Their routine is well established — wash your hands before you eat. For the 314 students from preschool to grade eight, handwashing is as normal as raising their hands to answer a question.
That’s because at this school, which is a ministry of Mathare North Mennonite Church in Nairobi, Kenya, learning about sanitation and hygiene is part of education, just like math and reading.
The combination works. Children who are healthier come to school more often. Because they are in school more often, their academic performance improves.
In Nairobi, MCC has supported a Water, Sanitation and Hygiene (WASH) program at MKA since 2010 and at Mukuru Mennonite Academy, a ministry of Embakasi Mennonite Church, since 2012. Led by WASH promoters hired by the schools, students learn practical lessons about purifying water and washing hands that are vital to staying healthy in communities where drainage and sanitation are poor.
“Before we started this program there were problems in school whereby many children were getting sick with waterborne diseases,” says Herine Akinyi of MKA, who is lead WASH promoter at the school. Students were often absent because of stomachaches, diarrhea or vomiting.
In response, the WASH program began at school, and students and WASH promoters took messages home to students’ families and neighbours, not only about handwashing but also about the importance of using a toilet. The use of flying toilets — plastic bags used as toilets, tied and tossed out the window — is a practice that is decreasing with education, but still a source of disease.
"There’s a greater sense of dignity when you feel clean."
- Krista Snader
Many parents had moved from rural areas where open defecation was a common practice to poor neighbourhoods in the capital where they live in one-room dwellings built tight against each other or stacked in tall buildings. Hemmed in by alleyways and streets strewn with trash, rooms usually have no running water, and families must rely on toilets they share with neighbours or pay to use toilets that are privately owned or controlled.
Jay Herine, a grade six girl with a two-month-old brother and a brother in grade two, told her mother Wilkista Akoth about the importance of handwashing. The WASH promoters visited Akoth, along with all the other school parents, to reinforce the clean water and hygiene messages with them and often with their neighbours.
Accepting their messages was not hard, Akoth says, because she saw her children’s digestive health improve. Enforcing new habits with her family wasn’t difficult either because the children brought their hygiene practices home — after using the toilet they washed their hands without reminders from her. She makes sure she washes her hands after changing diapers.
“It has become a habit. You don’t have to remind anybody, ‘Go and wash your hands,’” she said. “It’s the way of our life.”
At home, Akoth purifies her drinking water by boiling it, but at school, students drink water purified by the sun.
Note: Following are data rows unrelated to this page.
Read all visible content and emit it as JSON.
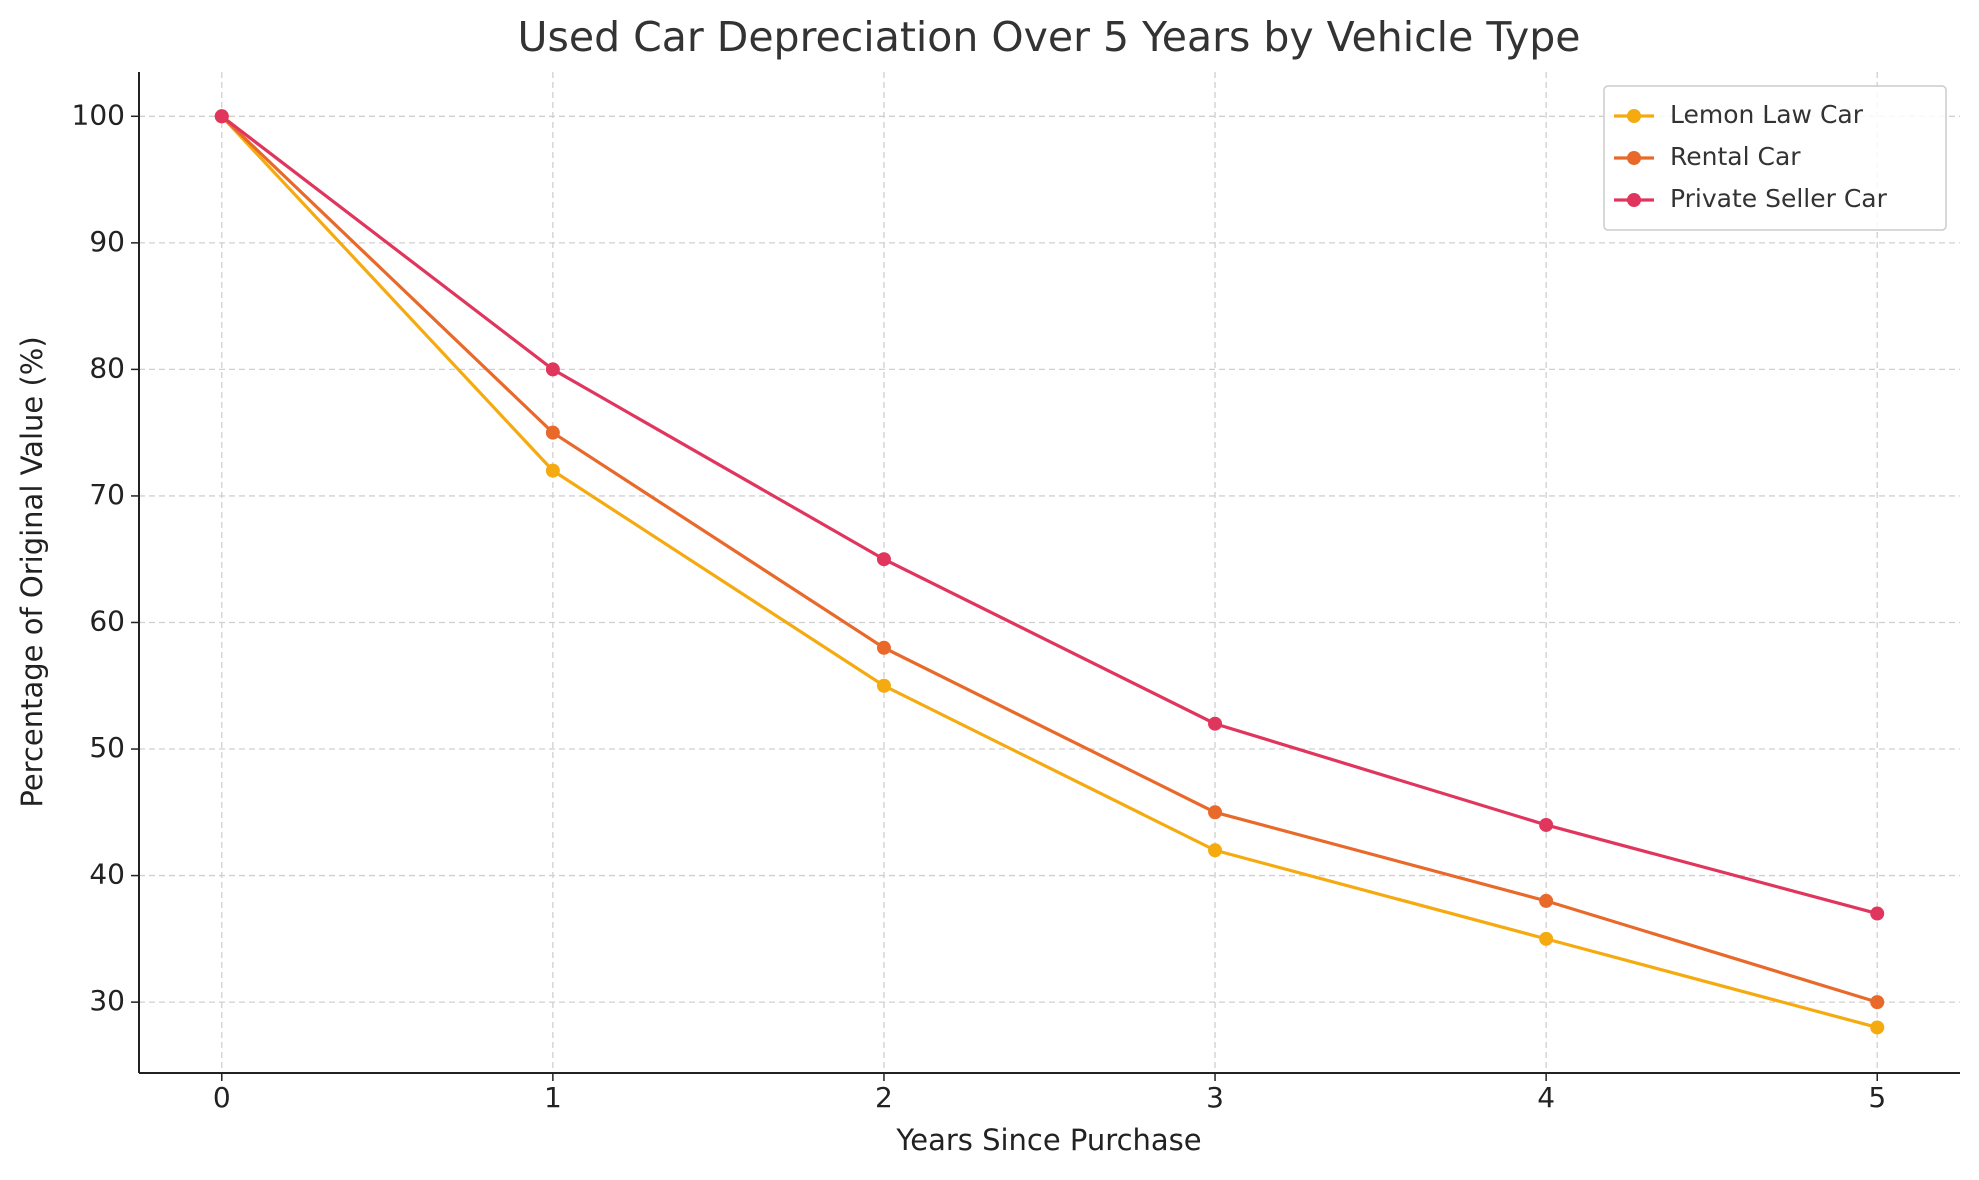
{
  "chart_data": {
    "type": "line",
    "title": "Used Car Depreciation Over 5 Years by Vehicle Type",
    "x_label": "Years Since Purchase",
    "y_label": "Percentage of Original Value (%)",
    "x": [
      0,
      1,
      2,
      3,
      4,
      5
    ],
    "series": [
      {
        "name": "Lemon Law Car",
        "color": "#f5aa10",
        "values": [
          100,
          72,
          55,
          42,
          35,
          28
        ]
      },
      {
        "name": "Rental Car",
        "color": "#e8692a",
        "values": [
          100,
          75,
          58,
          45,
          38,
          30
        ]
      },
      {
        "name": "Private Seller Car",
        "color": "#e0365e",
        "values": [
          100,
          80,
          65,
          52,
          44,
          37
        ]
      }
    ],
    "xlim": [
      -0.25,
      5.25
    ],
    "ylim": [
      24.4,
      103.5
    ],
    "xticks": [
      0,
      1,
      2,
      3,
      4,
      5
    ],
    "yticks": [
      30,
      40,
      50,
      60,
      70,
      80,
      90,
      100
    ],
    "grid": true,
    "legend": "upper right"
  }
}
Through the Solar Disinfection (SODIS) method, transparent polyethylene terephthalate (PET) bottles and the sun’s ultraviolet rays purify water.
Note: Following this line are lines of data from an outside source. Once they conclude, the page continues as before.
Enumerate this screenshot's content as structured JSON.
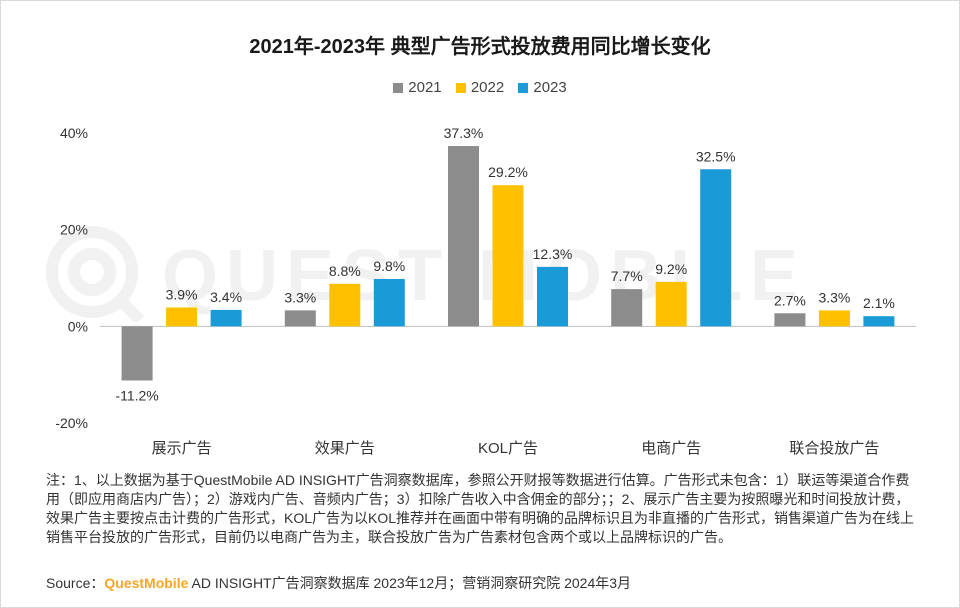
{
  "watermark": {
    "text": "QUEST MOBILE"
  },
  "chart_data": {
    "type": "bar",
    "title": "2021年-2023年 典型广告形式投放费用同比增长变化",
    "categories": [
      "展示广告",
      "效果广告",
      "KOL广告",
      "电商广告",
      "联合投放广告"
    ],
    "series": [
      {
        "name": "2021",
        "values": [
          -11.2,
          3.3,
          37.3,
          7.7,
          2.7
        ],
        "labels": [
          "-11.2%",
          "3.3%",
          "37.3%",
          "7.7%",
          "2.7%"
        ]
      },
      {
        "name": "2022",
        "values": [
          3.9,
          8.8,
          29.2,
          9.2,
          3.3
        ],
        "labels": [
          "3.9%",
          "8.8%",
          "29.2%",
          "9.2%",
          "3.3%"
        ]
      },
      {
        "name": "2023",
        "values": [
          3.4,
          9.8,
          12.3,
          32.5,
          2.1
        ],
        "labels": [
          "3.4%",
          "9.8%",
          "12.3%",
          "32.5%",
          "2.1%"
        ]
      }
    ],
    "colors": [
      "#8c8c8c",
      "#ffc000",
      "#1a9ad6"
    ],
    "ylim": [
      -20,
      40
    ],
    "yticks": [
      -20,
      0,
      20,
      40
    ],
    "ytick_labels": [
      "-20%",
      "0%",
      "20%",
      "40%"
    ],
    "xlabel": "",
    "ylabel": "",
    "grid": false,
    "legend_position": "top-center"
  },
  "footer": {
    "note": "注：1、以上数据为基于QuestMobile AD INSIGHT广告洞察数据库，参照公开财报等数据进行估算。广告形式未包含：1）联运等渠道合作费用（即应用商店内广告）；2）游戏内广告、音频内广告；3）扣除广告收入中含佣金的部分；；2、展示广告主要为按照曝光和时间投放计费，效果广告主要按点击计费的广告形式，KOL广告为以KOL推荐并在画面中带有明确的品牌标识且为非直播的广告形式，销售渠道广告为在线上销售平台投放的广告形式，目前仍以电商广告为主，联合投放广告为广告素材包含两个或以上品牌标识的广告。",
    "source_label": "Source：",
    "source_brand": "QuestMobile",
    "source_rest": " AD INSIGHT广告洞察数据库 2023年12月；营销洞察研究院 2024年3月"
  }
}
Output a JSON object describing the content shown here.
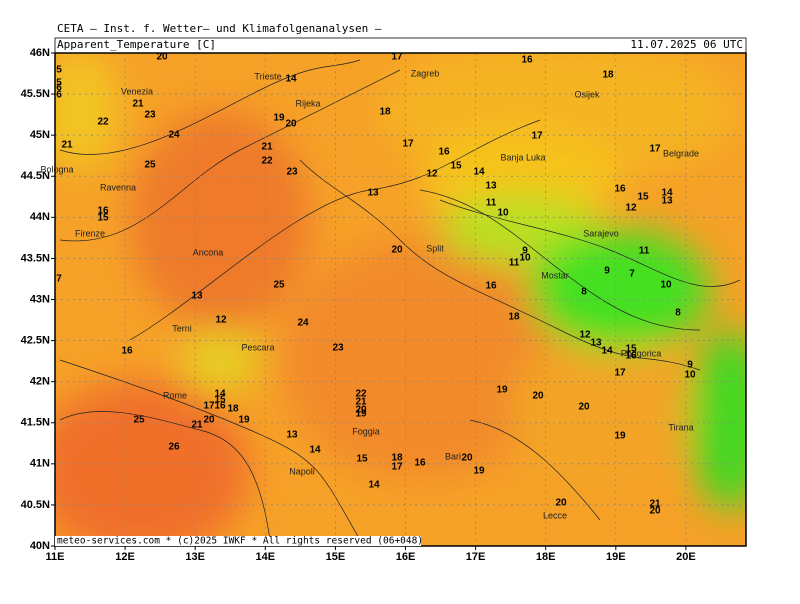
{
  "header": {
    "org": "CETA — Inst. f. Wetter— und Klimafolgenanalysen —",
    "field": "Apparent_Temperature [C]",
    "time": "11.07.2025 06 UTC"
  },
  "footer": "meteo-services.com * (c)2025 IWKF * All rights reserved (06+048)",
  "map": {
    "lat_ticks": [
      {
        "value": 46,
        "label": "46N"
      },
      {
        "value": 45.5,
        "label": "45.5N"
      },
      {
        "value": 45,
        "label": "45N"
      },
      {
        "value": 44.5,
        "label": "44.5N"
      },
      {
        "value": 44,
        "label": "44N"
      },
      {
        "value": 43.5,
        "label": "43.5N"
      },
      {
        "value": 43,
        "label": "43N"
      },
      {
        "value": 42.5,
        "label": "42.5N"
      },
      {
        "value": 42,
        "label": "42N"
      },
      {
        "value": 41.5,
        "label": "41.5N"
      },
      {
        "value": 41,
        "label": "41N"
      },
      {
        "value": 40.5,
        "label": "40.5N"
      },
      {
        "value": 40,
        "label": "40N"
      }
    ],
    "lon_ticks": [
      {
        "value": 11,
        "label": "11E"
      },
      {
        "value": 12,
        "label": "12E"
      },
      {
        "value": 13,
        "label": "13E"
      },
      {
        "value": 14,
        "label": "14E"
      },
      {
        "value": 15,
        "label": "15E"
      },
      {
        "value": 16,
        "label": "16E"
      },
      {
        "value": 17,
        "label": "17E"
      },
      {
        "value": 18,
        "label": "18E"
      },
      {
        "value": 19,
        "label": "19E"
      },
      {
        "value": 20,
        "label": "20E"
      }
    ],
    "cities": [
      "Venezia",
      "Trieste",
      "Zagreb",
      "Osijek",
      "Rijeka",
      "Bologna",
      "Ravenna",
      "Firenze",
      "Ancona",
      "Banja Luka",
      "Belgrade",
      "Sarajevo",
      "Split",
      "Mostar",
      "Podgorica",
      "Pescara",
      "Terni",
      "Rome",
      "Foggia",
      "Napoli",
      "Bari",
      "Tirana",
      "Lecce"
    ],
    "contour_labels": [
      20,
      17,
      16,
      18,
      14,
      21,
      23,
      19,
      20,
      22,
      24,
      18,
      17,
      17,
      17,
      16,
      21,
      21,
      15,
      14,
      22,
      25,
      23,
      12,
      13,
      13,
      16,
      15,
      14,
      13,
      11,
      10,
      12,
      16,
      15,
      20,
      9,
      11,
      10,
      11,
      9,
      7,
      7,
      25,
      16,
      10,
      8,
      13,
      8,
      18,
      12,
      24,
      12,
      13,
      14,
      15,
      16,
      16,
      23,
      9,
      10,
      17,
      19,
      22,
      21,
      14,
      15,
      16,
      20,
      17,
      18,
      19,
      20,
      20,
      19,
      20,
      21,
      25,
      13,
      19,
      26,
      14,
      15,
      18,
      17,
      16,
      20,
      19,
      14,
      20,
      21,
      20,
      5,
      5,
      6,
      6
    ]
  }
}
Each morning, students fill their water bottles to the brim from the faucets and lay them on long wooden tables lined with metal. While students study, the sun shines on the bottles. In class, students can drink water from a second bottle that was purified the day before.
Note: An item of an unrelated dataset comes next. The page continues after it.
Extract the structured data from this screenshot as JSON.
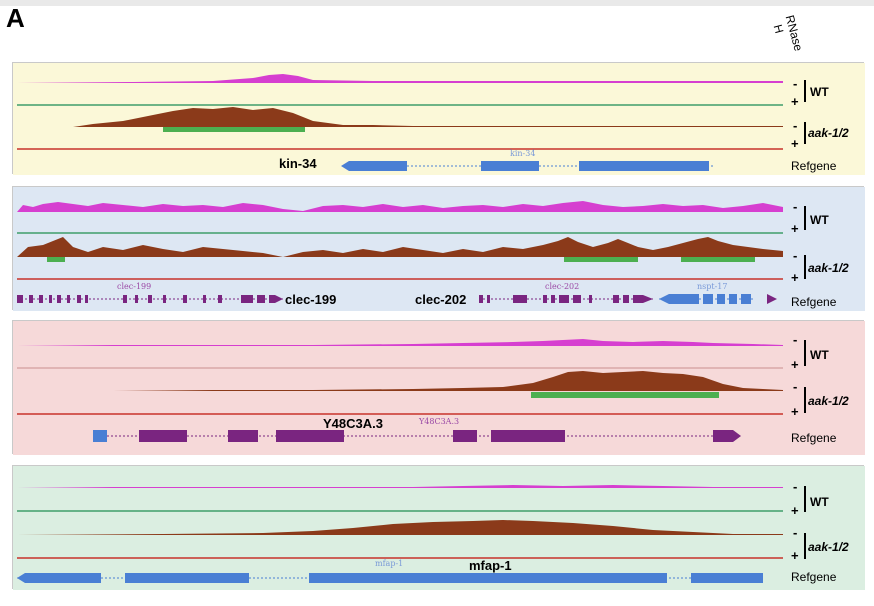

Naomy Monyenye, a member of a student club promoting health, is responsible for reminding her grade seven classmates about good health habits, including changing their water bottles. Students in the club get extra training from the WASH promoters.
“I also make them remember to remove the bottle and also wash the bottle and wash the rack, so that you can always be clean. You know, if you don’t clean this, the bottle will also get dirty and get germs.”
Recently the WASH programs at the two schools have added another sanitary practice that helps keep older female students in school — the distribution of reusable sanitary pads to all menstruating girls. The WASH promoters also teach the girls about menstruation, a topic that is still taboo in many homes, as well as how to clean and use the pads.
Disposable pads are too expensive for most parents who earn unpredictable wages as day labourers or street vendors, says Irene Anyango, WASH promoter at Mukuru Mennonite Academy. Rags are often the default, which can cause infection and embarrassment if they leak.
As a result, menstruating girls tend to stay home from school and isolate themselves from group activity, she says.
Now, she says, the girls have the supplies they need to participate confidently in school.
All of the work of the WASH program is about dignity, says MCC worker Krista Snader of Ephrata, Pennsylvania, who oversees the program at the two schools. “There’s a greater sense of dignity when you feel clean.”